MI Senate bill looks to ease tax burden on distilleries
A southwest Michigan lawmaker is hoping to help out local distilleries by getting them a tax cut.
“Our [distillery] taxes are the ninth highest…of 50 states,” Michigan State Senator for the 21st District John Proos said. “While, in fact, our neighbor’s just south – Indiana – is the 42nd most taxed when it comes to distilled spirits.”
Proos is hoping those numbers will help bring change to the state’s tax regulations for distilleries.
He is sponsoring Senate Bill 448, which just passed in the Michigan State Senate and is heading to the house for a vote.
It would help out small-town distilleries by taxing them far less for every bottle of liquor they sell.
“I know if I opened a distillery today, it would be in Indiana. It wouldn’t be in Michigan,” Bill Welter, owner of Journeyman Distillery in Three Oaks, said.
Welter opened his business in 2011 and is happy with how much it’s grown in five short years, but Michigan’s tax on bottles of liquor being sold really eats into his profit margin.
“If you purchase a bottle of our whiskey, say our Last Feather Rye for example, on the shelf it’s $49.99,” Welter said. “$15.70 of that is going to the state of Michigan as an excise tax.”

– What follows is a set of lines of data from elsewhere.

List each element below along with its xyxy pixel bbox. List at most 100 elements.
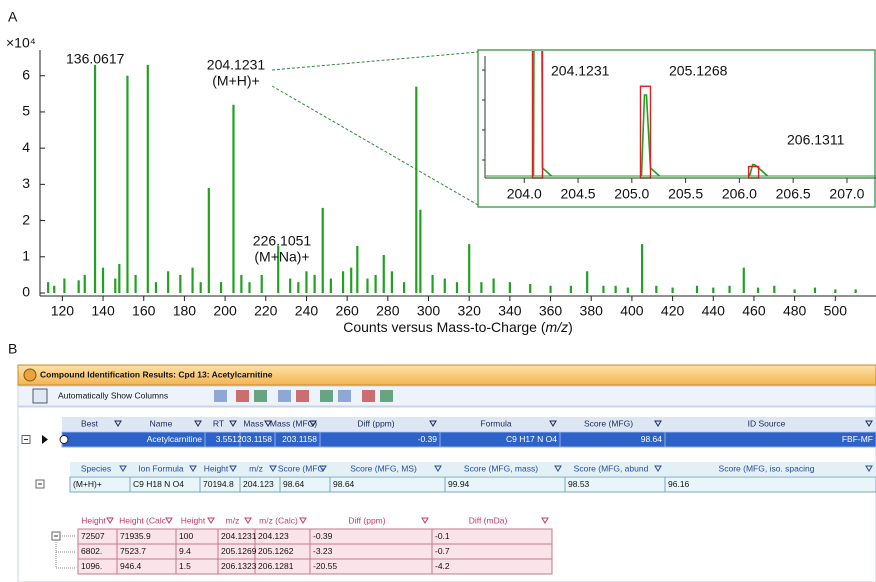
toolbar-button[interactable] <box>236 390 249 402</box>
filter-button[interactable] <box>654 465 662 472</box>
toolbar-button[interactable] <box>32 388 48 404</box>
cell: -0.39 <box>418 434 438 444</box>
window-title: Compound Identification Results: Cpd 13:… <box>40 369 273 379</box>
filter-button[interactable] <box>299 517 307 524</box>
filter-button[interactable] <box>189 465 197 472</box>
cell: 6802. <box>81 546 102 556</box>
inset-annotation: 204.1231 <box>551 63 610 79</box>
filter-button[interactable] <box>106 517 114 524</box>
cell: 946.4 <box>120 561 142 571</box>
filter-button[interactable] <box>554 465 562 472</box>
y-unit: ×10⁴ <box>6 35 36 51</box>
annotation: 204.1231 <box>207 57 266 73</box>
connector <box>271 85 479 206</box>
column-header[interactable]: m/z <box>249 463 263 473</box>
column-header[interactable]: Mass (MFG) <box>270 418 317 428</box>
filter-button[interactable] <box>654 420 662 427</box>
filter-button[interactable] <box>429 420 437 427</box>
inset-annotation: 206.1311 <box>787 132 845 148</box>
cell: 70194.8 <box>203 479 234 489</box>
column-header[interactable]: Score (MFG, iso. spacing <box>719 463 815 473</box>
column-header[interactable]: Score (MFG, mass) <box>464 463 538 473</box>
toolbar-button[interactable] <box>338 390 351 402</box>
column-header[interactable]: Height <box>204 463 229 473</box>
column-header[interactable]: Score (MFG, MS) <box>350 463 417 473</box>
x-tick-label: 260 <box>335 303 359 319</box>
column-header[interactable]: m/z (Calc) <box>259 515 298 525</box>
column-header[interactable]: Diff (mDa) <box>469 515 508 525</box>
x-tick-label: 320 <box>458 303 482 319</box>
column-header[interactable]: Score (MFG <box>278 463 324 473</box>
toolbar-button[interactable] <box>380 390 393 402</box>
column-header[interactable]: m/z <box>226 515 240 525</box>
filter-button[interactable] <box>114 420 122 427</box>
toolbar-button[interactable] <box>296 390 309 402</box>
x-tick-label: 460 <box>742 303 766 319</box>
filter-button[interactable] <box>264 420 272 427</box>
column-header[interactable]: Height <box>81 515 106 525</box>
filter-button[interactable] <box>541 517 549 524</box>
x-axis-label-part: m/z <box>546 319 569 335</box>
filter-button[interactable] <box>229 465 237 472</box>
y-tick-label: 1 <box>22 247 30 263</box>
toolbar-button[interactable] <box>278 390 291 402</box>
toolbar-button[interactable] <box>214 390 227 402</box>
column-header[interactable]: Mass <box>243 418 263 428</box>
filter-button[interactable] <box>244 517 252 524</box>
filter-button[interactable] <box>549 420 557 427</box>
filter-button[interactable] <box>229 420 237 427</box>
filter-button[interactable] <box>194 420 202 427</box>
column-header[interactable]: RT <box>213 418 224 428</box>
x-tick-label: 440 <box>702 303 726 319</box>
filter-button[interactable] <box>421 517 429 524</box>
column-header[interactable]: Best <box>81 418 99 428</box>
inset-x-tick-label: 205.5 <box>668 186 703 202</box>
column-header[interactable]: Formula <box>480 418 511 428</box>
cell: 98.64 <box>283 479 305 489</box>
panel-label: A <box>8 9 18 25</box>
filter-button[interactable] <box>207 517 215 524</box>
column-header[interactable]: Name <box>150 418 173 428</box>
filter-button[interactable] <box>319 465 327 472</box>
toolbar-button[interactable] <box>320 390 333 402</box>
inset-peak <box>532 51 553 177</box>
cell: -20.55 <box>313 561 337 571</box>
column-header[interactable]: Score (MFG, abund <box>574 463 649 473</box>
panel-label: B <box>8 341 17 357</box>
filter-button[interactable] <box>269 465 277 472</box>
data-row[interactable] <box>69 476 876 493</box>
inset-x-tick-label: 205.0 <box>614 186 649 202</box>
column-header[interactable]: ID Source <box>748 418 786 428</box>
inset-x-tick-label: 204.5 <box>561 186 596 202</box>
filter-button[interactable] <box>865 420 873 427</box>
toolbar-button[interactable] <box>254 390 267 402</box>
column-header[interactable]: Species <box>81 463 111 473</box>
column-header[interactable]: Diff (ppm) <box>348 515 385 525</box>
toolbar-label[interactable]: Automatically Show Columns <box>58 390 168 400</box>
cell: 1096. <box>81 561 102 571</box>
cell: 204.123 <box>258 531 289 541</box>
column-header[interactable]: Height (Calc <box>119 515 167 525</box>
cell: 203.1158 <box>282 434 317 444</box>
x-axis-label: Counts versus Mass-to-Charge (m/z) <box>343 319 573 335</box>
y-tick-label: 5 <box>22 103 30 119</box>
filter-button[interactable] <box>309 420 317 427</box>
best-radio[interactable] <box>59 435 69 444</box>
cell: C9 H18 N O4 <box>133 479 184 489</box>
cell: 71935.9 <box>120 531 151 541</box>
filter-button[interactable] <box>434 465 442 472</box>
inset-peak <box>748 163 769 177</box>
filter-button[interactable] <box>119 465 127 472</box>
column-header[interactable]: Diff (ppm) <box>357 418 394 428</box>
x-tick-label: 340 <box>498 303 522 319</box>
filter-button[interactable] <box>865 465 873 472</box>
column-header[interactable]: Height <box>181 515 206 525</box>
column-header[interactable]: Score (MFG) <box>584 418 633 428</box>
x-tick-label: 160 <box>132 303 156 319</box>
cell: 204.1231 <box>221 531 257 541</box>
toolbar-button[interactable] <box>362 390 375 402</box>
title-bar <box>17 364 876 386</box>
filter-button[interactable] <box>165 517 173 524</box>
cell: 206.1323 <box>221 561 257 571</box>
column-header[interactable]: Ion Formula <box>138 463 184 473</box>
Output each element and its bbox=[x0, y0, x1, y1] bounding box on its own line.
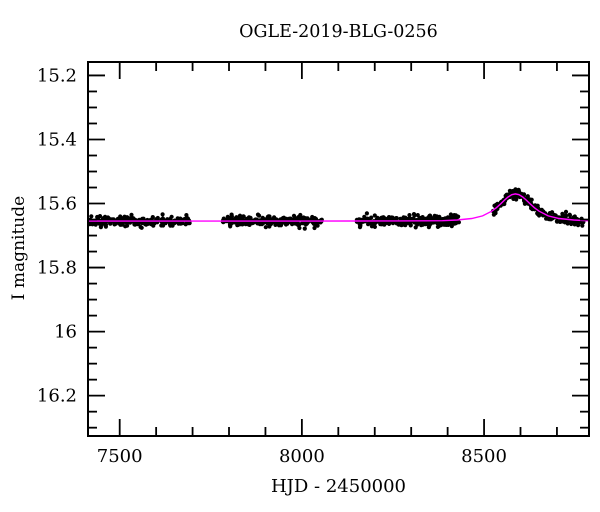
photometry-point bbox=[313, 222, 318, 227]
chart-title: OGLE-2019-BLG-0256 bbox=[239, 22, 438, 42]
photometry-point bbox=[129, 212, 134, 217]
photometry-point bbox=[456, 214, 461, 219]
photometry-point bbox=[255, 212, 261, 217]
photometry-point bbox=[407, 213, 412, 218]
x-axis-label: HJD - 2450000 bbox=[270, 476, 407, 497]
photometry-point bbox=[266, 214, 271, 219]
photometry-point bbox=[580, 223, 585, 228]
photometry-point bbox=[429, 215, 434, 220]
y-tick-label: 15.4 bbox=[37, 129, 77, 150]
photometry-point bbox=[398, 216, 403, 221]
photometry-point bbox=[113, 221, 119, 226]
photometry-point bbox=[98, 225, 103, 230]
photometry-point bbox=[571, 215, 576, 220]
photometry-point bbox=[229, 212, 234, 217]
x-tick-label: 8000 bbox=[279, 446, 325, 467]
photometry-point bbox=[132, 222, 138, 227]
photometry-point bbox=[516, 187, 521, 192]
photometry-point bbox=[448, 212, 453, 217]
photometry-point bbox=[527, 197, 532, 202]
photometry-point bbox=[420, 222, 425, 227]
photometry-point bbox=[280, 216, 286, 221]
photometry-point bbox=[234, 215, 239, 220]
photometry-point bbox=[291, 213, 297, 218]
photometry-point bbox=[452, 220, 457, 225]
photometry-point bbox=[379, 221, 384, 226]
photometry-point bbox=[389, 215, 394, 220]
photometry-point bbox=[298, 212, 303, 218]
photometry-point bbox=[366, 222, 371, 227]
photometry-point bbox=[379, 215, 384, 220]
photometry-point bbox=[415, 213, 420, 218]
photometry-point bbox=[433, 216, 438, 221]
photometry-point bbox=[512, 195, 518, 200]
photometry-point bbox=[263, 225, 268, 230]
photometry-point bbox=[165, 217, 170, 222]
x-tick-label: 8500 bbox=[461, 446, 507, 467]
photometry-point bbox=[364, 211, 369, 216]
photometry-point bbox=[108, 221, 113, 226]
photometry-point bbox=[372, 224, 377, 229]
photometry-point bbox=[563, 209, 569, 214]
photometry-point bbox=[405, 220, 411, 225]
photometry-point bbox=[295, 221, 300, 226]
plot-frame bbox=[87, 61, 590, 437]
photometry-point bbox=[446, 216, 452, 221]
photometry-point bbox=[97, 214, 103, 219]
photometry-point bbox=[415, 222, 420, 227]
x-tick-label: 7500 bbox=[97, 446, 143, 467]
photometry-point bbox=[371, 221, 376, 226]
photometry-point bbox=[449, 224, 454, 229]
y-tick-label: 15.8 bbox=[37, 258, 77, 279]
photometry-point bbox=[552, 212, 557, 218]
photometry-point bbox=[444, 222, 449, 227]
photometry-point bbox=[228, 224, 233, 229]
photometry-point bbox=[287, 216, 292, 221]
photometry-point bbox=[101, 218, 106, 223]
axis-ticks bbox=[88, 62, 589, 436]
y-tick-label: 16 bbox=[54, 322, 77, 343]
photometry-point bbox=[302, 221, 307, 226]
photometry-point bbox=[411, 216, 416, 221]
photometry-point bbox=[183, 222, 188, 227]
y-tick-label: 15.2 bbox=[37, 65, 77, 86]
photometry-point bbox=[159, 223, 164, 228]
photometry-point bbox=[294, 216, 299, 222]
model-curve bbox=[88, 193, 590, 222]
photometry-point bbox=[396, 221, 401, 226]
y-tick-label: 15.6 bbox=[37, 194, 77, 215]
photometry-point bbox=[510, 189, 515, 194]
tick-labels: 7500 8000 8500 15.2 15.4 15.6 15.8 16 16.2 bbox=[37, 65, 507, 467]
photometry-point bbox=[138, 224, 143, 230]
photometry-point bbox=[89, 214, 94, 219]
photometry-point bbox=[312, 225, 317, 231]
photometry-point bbox=[273, 222, 278, 227]
photometry-point bbox=[393, 216, 398, 221]
photometry-point bbox=[554, 219, 560, 224]
data-points bbox=[87, 187, 586, 231]
photometry-point bbox=[411, 212, 417, 217]
photometry-point bbox=[372, 213, 377, 218]
photometry-point bbox=[131, 216, 136, 221]
photometry-point bbox=[426, 225, 431, 230]
photometry-point bbox=[491, 212, 496, 217]
photometry-point bbox=[417, 216, 422, 221]
photometry-point bbox=[235, 223, 240, 228]
y-tick-label: 16.2 bbox=[37, 386, 77, 407]
photometry-point bbox=[369, 215, 374, 220]
photometry-point bbox=[522, 201, 528, 206]
photometry-point bbox=[150, 222, 155, 227]
photometry-point bbox=[362, 214, 367, 219]
photometry-point bbox=[302, 226, 307, 231]
photometry-point bbox=[567, 213, 573, 218]
photometry-point bbox=[525, 194, 530, 199]
photometry-point bbox=[574, 221, 579, 226]
photometry-point bbox=[160, 212, 165, 217]
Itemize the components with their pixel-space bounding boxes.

But in nearby Indiana, “The tax on the same bottle of whiskey would be roughly 50 cents,” Welter said. “We’re paying over $15 a bottle here in Michigan.”
Senate Bill 448 would help small Michigan distilleries by implementing a tax cut.
Current Michigan law calls for a 65-percent tax on a bottle of spirits.
The new law would drop that number to 20-percent for small distilleries – which would be businesses that produce less than 60,000 gallons of spirits annually.
Journeyman Distillery falls under that category.
Proos said the new law would help smaller distilleries like it become sustainable so they can expand over time.
“We know that that’s not going to happen overnight,” Proos said. “And it certainly isn’t going to happen if they can’t capitalize because we are so expensive as a state.”
Welter said the lower tax rate would give him more resources to grow his business and invest more into the community.
“I think we can generate a lot more job growth,” Welter said. “I think we could make a real difference in Michigan. But it all costs money.”
The bill passed in the state senate in a 36 to 1 vote, and is now headed to the state house.
Michigan has already passed similar laws for breweries and wineries, but distilleries have, so far, been left behind.
Welter said he’s hoping the bill will become law because he’s looking to expand his business more, but he said that expansion may have to be in Indiana if the taxes don’t get cheaper in Michigan.